Thirsty Planet also produced a range of awesome-looking swag to go along with the beer; including free t-shirts, coasters and of course, cheap gorilla suits. This had led to more people signing up for the gorilla run and buying the Silverback Pale Ale.
Customers can see when you’re fully committed to charity. That’s why when InBev (run I’d imagine by a weirdly efficient German Mr. Burns) slashed giving to local disabled children, it reinforced the image of InBev being a cold, miserly corporation.
Being The Primary Event Sponsor Equals Larger Visibility.
There’s a reason why everybody loves Ted Danson’s anonymous donation over Larry David’s. Ted makes sure everyone in the room knows that it was him who donated the wing whilst appearing to be modest about it. Take Target for example. They donate over $3 million every week, yet their famous bulls-eye isn’t plastered all over the receiving charity’s websites.
Whilst Target’s modesty works work for huge company with a multi-million dollar turnover, Smaller businesses can be more overt with their sponsorship. Thirsty Planet got it right again with the T-shirts and other promotional material; the focus was very much on showing the direct link between guzzling a pint o’ Silverback, and saving gorillas.
For a small business sponsoring an event, it pays to be as overt as possible. If it’s in your budget, it’s definitely worth getting the featured sponsor spot. This might mean sponsoring a smaller event that’s within your budget, but the visibility will be quintuple that of a regular sponsor.
Choosing the Right Charity
A lot was made of the Invisible Children charity’s recent KONY2012 campaign, where it was reported that the charity used most of their donations to fund bizarre, slick, Glee-esque ‘awareness’ music videos which contained no mention of Africa. When faced with mounting criticism, Invisible Children’s founder Jason Russell responded by infamously (and hilariously) getting arrested for causing naked mayhem on the streets of San Diego.
Digression aside, it’s really important to pick the right charity (hint: not Invisible Children, or any charity that might stir up some controversy.) The Mountain Gorilla Conservation Fund is a great charity to give to, not only because of their outstanding work, but also because aside from a few African poachers and old timey big game hunters, few people wish death upon gorillas.

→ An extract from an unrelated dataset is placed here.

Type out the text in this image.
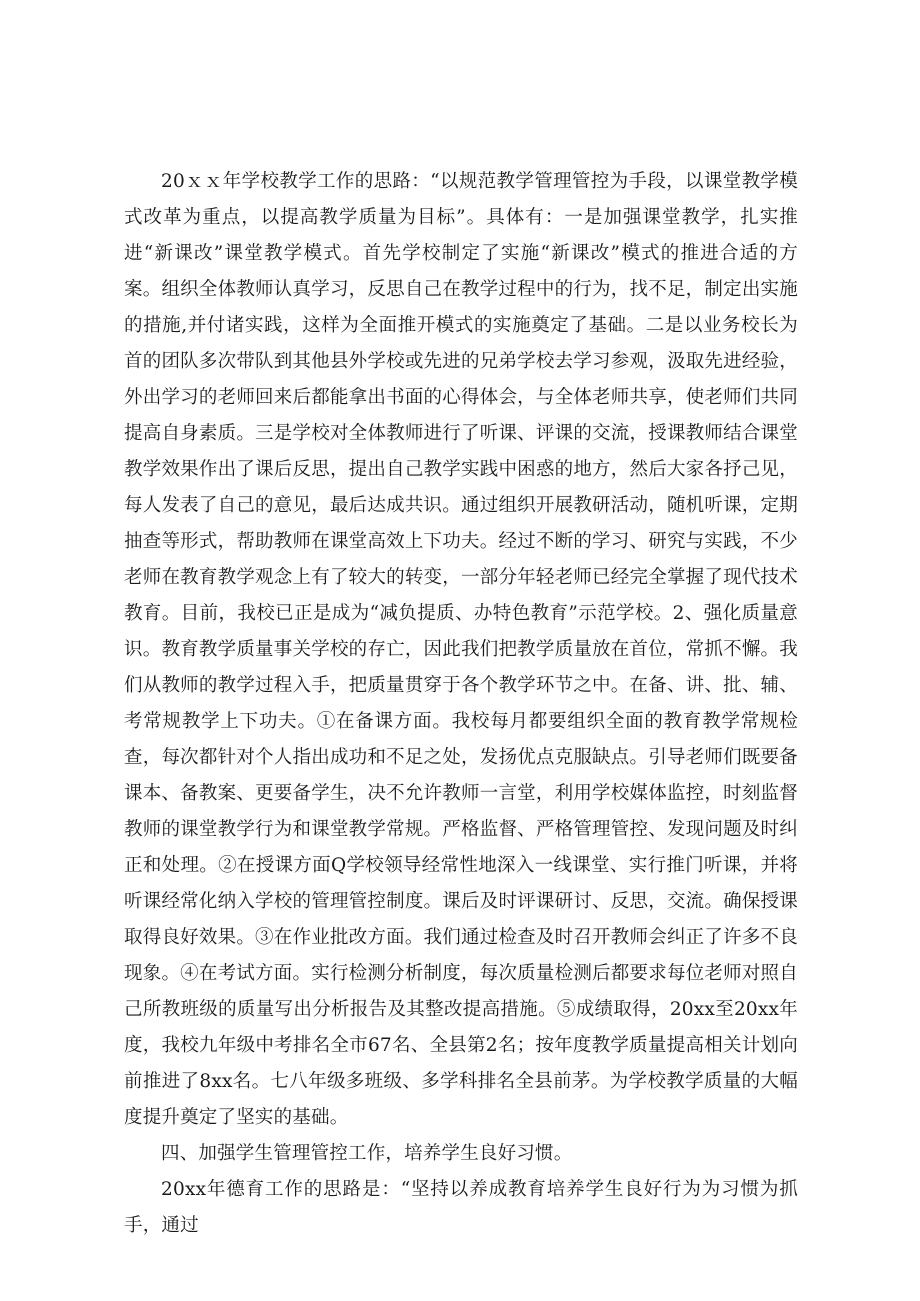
20ｘｘ年学校教学工作的思路：“以规范教学管理管控为手段，以课堂教学模式改革为重点，以提高教学质量为目标”。具体有：一是加强课堂教学，扎实推进“新课改”课堂教学模式。首先学校制定了实施“新课改”模式的推进合适的方案。组织全体教师认真学习，反思自己在教学过程中的行为，找不足，制定出实施的措施,并付诸实践，这样为全面推开模式的实施奠定了基础。二是以业务校长为首的团队多次带队到其他县外学校或先进的兄弟学校去学习参观，汲取先进经验，外出学习的老师回来后都能拿出书面的心得体会，与全体老师共享，使老师们共同提高自身素质。三是学校对全体教师进行了听课、评课的交流，授课教师结合课堂教学效果作出了课后反思，提出自己教学实践中困惑的地方，然后大家各抒己见，每人发表了自己的意见，最后达成共识。通过组织开展教研活动，随机听课，定期抽查等形式，帮助教师在课堂高效上下功夫。经过不断的学习、研究与实践，不少老师在教育教学观念上有了较大的转变，一部分年轻老师已经完全掌握了现代技术教育。目前，我校已正是成为“减负提质、办特色教育”示范学校。2、强化质量意识。教育教学质量事关学校的存亡，因此我们把教学质量放在首位，常抓不懈。我们从教师的教学过程入手，把质量贯穿于各个教学环节之中。在备、讲、批、辅、考常规教学上下功夫。①在备课方面。我校每月都要组织全面的教育教学常规检查，每次都针对个人指出成功和不足之处，发扬优点克服缺点。引导老师们既要备课本、备教案、更要备学生，决不允许教师一言堂，利用学校媒体监控，时刻监督教师的课堂教学行为和课堂教学常规。严格监督、严格管理管控、发现问题及时纠正和处理。②在授课方面Q学校领导经常性地深入一线课堂、实行推门听课，并将听课经常化纳入学校的管理管控制度。课后及时评课研讨、反思，交流。确保授课取得良好效果。③在作业批改方面。我们通过检查及时召开教师会纠正了许多不良现象。④在考试方面。实行检测分析制度，每次质量检测后都要求每位老师对照自己所教班级的质量写出分析报告及其整改提高措施。⑤成绩取得，20xx至20xx年度，我校九年级中考排名全市67名、全县第2名；按年度教学质量提高相关计划向前推进了8xx名。七八年级多班级、多学科排名全县前茅。为学校教学质量的大幅度提升奠定了坚实的基础。

四、加强学生管理管控工作，培养学生良好习惯。

20xx年德育工作的思路是：“坚持以养成教育培养学生良好行为为习惯为抓手，通过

Ideally, local charities that have an effect on the community you serve are better. It fosters the idea of localism (or the Hipster Economy as the New York Times calls it), and could directly affect some of the people consuming your products.

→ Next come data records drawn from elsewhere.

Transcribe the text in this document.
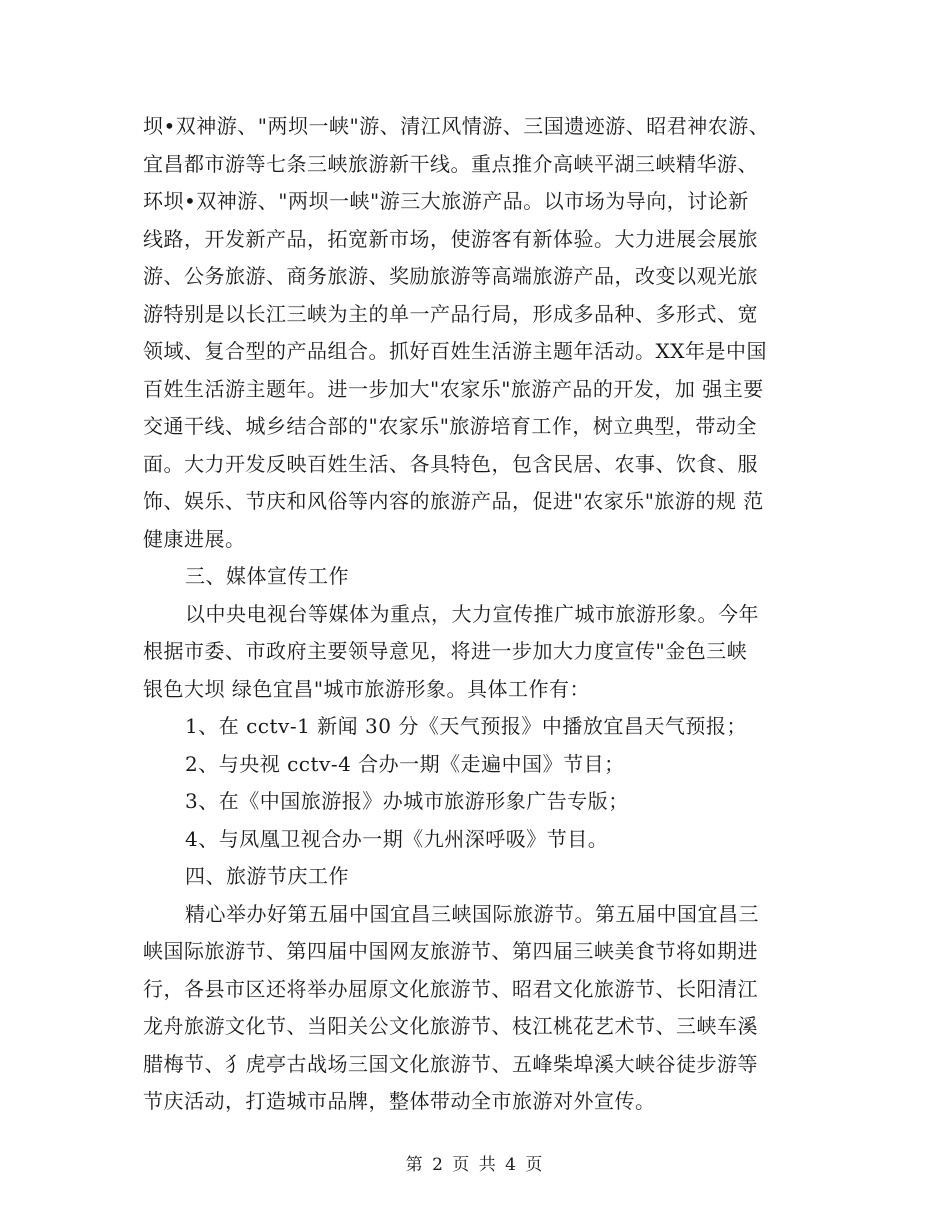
坝•双神游、"两坝一峡"游、清江风情游、三国遗迹游、昭君神农游、
宜昌都市游等七条三峡旅游新干线。重点推介高峡平湖三峡精华游、
环坝•双神游、"两坝一峡"游三大旅游产品。以市场为导向，讨论新
线路，开发新产品，拓宽新市场，使游客有新体验。大力进展会展旅
游、公务旅游、商务旅游、奖励旅游等高端旅游产品，改变以观光旅
游特别是以长江三峡为主的单一产品行局，形成多品种、多形式、宽
领域、复合型的产品组合。抓好百姓生活游主题年活动。XX年是中国
百姓生活游主题年。进一步加大"农家乐"旅游产品的开发，加 强主要
交通干线、城乡结合部的"农家乐"旅游培育工作，树立典型，带动全
面。大力开发反映百姓生活、各具特色，包含民居、农事、饮食、服
饰、娱乐、节庆和风俗等内容的旅游产品，促进"农家乐"旅游的规 范
健康进展。
三、媒体宣传工作
以中央电视台等媒体为重点，大力宣传推广城市旅游形象。今年
根据市委、市政府主要领导意见，将进一步加大力度宣传"金色三峡
银色大坝 绿色宜昌"城市旅游形象。具体工作有：
1、在 cctv-1 新闻 30 分《天气预报》中播放宜昌天气预报；
2、与央视 cctv-4 合办一期《走遍中国》节目；
3、在《中国旅游报》办城市旅游形象广告专版；
4、与凤凰卫视合办一期《九州深呼吸》节目。
四、旅游节庆工作
精心举办好第五届中国宜昌三峡国际旅游节。第五届中国宜昌三
峡国际旅游节、第四届中国网友旅游节、第四届三峡美食节将如期进
行，各县市区还将举办屈原文化旅游节、昭君文化旅游节、长阳清江
龙舟旅游文化节、当阳关公文化旅游节、枝江桃花艺术节、三峡车溪
腊梅节、犭虎亭古战场三国文化旅游节、五峰柴埠溪大峡谷徒步游等
节庆活动，打造城市品牌，整体带动全市旅游对外宣传。
第 2 页 共 4 页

And yes, Gorillas are hardly local to Austin. But if something’s important to you, your employees or your customers, don’t let location be a deal breaker. Thirsty Planet’s Mike Haiges explains:By seeking out charities that you feel passionate about one will attract a number of opportunities. The one tip I have is to find a passion outside of your realm of business that can help in a way that the individual finds worthy and excites the participants.
And a Word of Warning…
Whilst staying dedicated to giving is imperative, some small business owners can go way, way too far. Just look at ColorMeCo, who pledged to give $1 million to various charities in 5 to 7 years. When revenue didn’t cover their pledge, ColorMeCo’s Dr. Paul Marciano used his own cash. Sadly, ColorMeCos website is now serves as an obituary for the company. Set realistic goals, or do one off charity releases- such as the Silverback Pale Ale.
If you’re concerned about the money going to the right causes and not ego centric ‘activists’, check out this guide to finding effective charities.
While charitable giving is nothing new to the business word as a way to reduce the tax burden, recently it has become a successful means of in-direct marketing for businesses both big and small. By aligning your enterprise’s passions with a good cause you can build your brand while making a difference in your community and the rest of the word around you.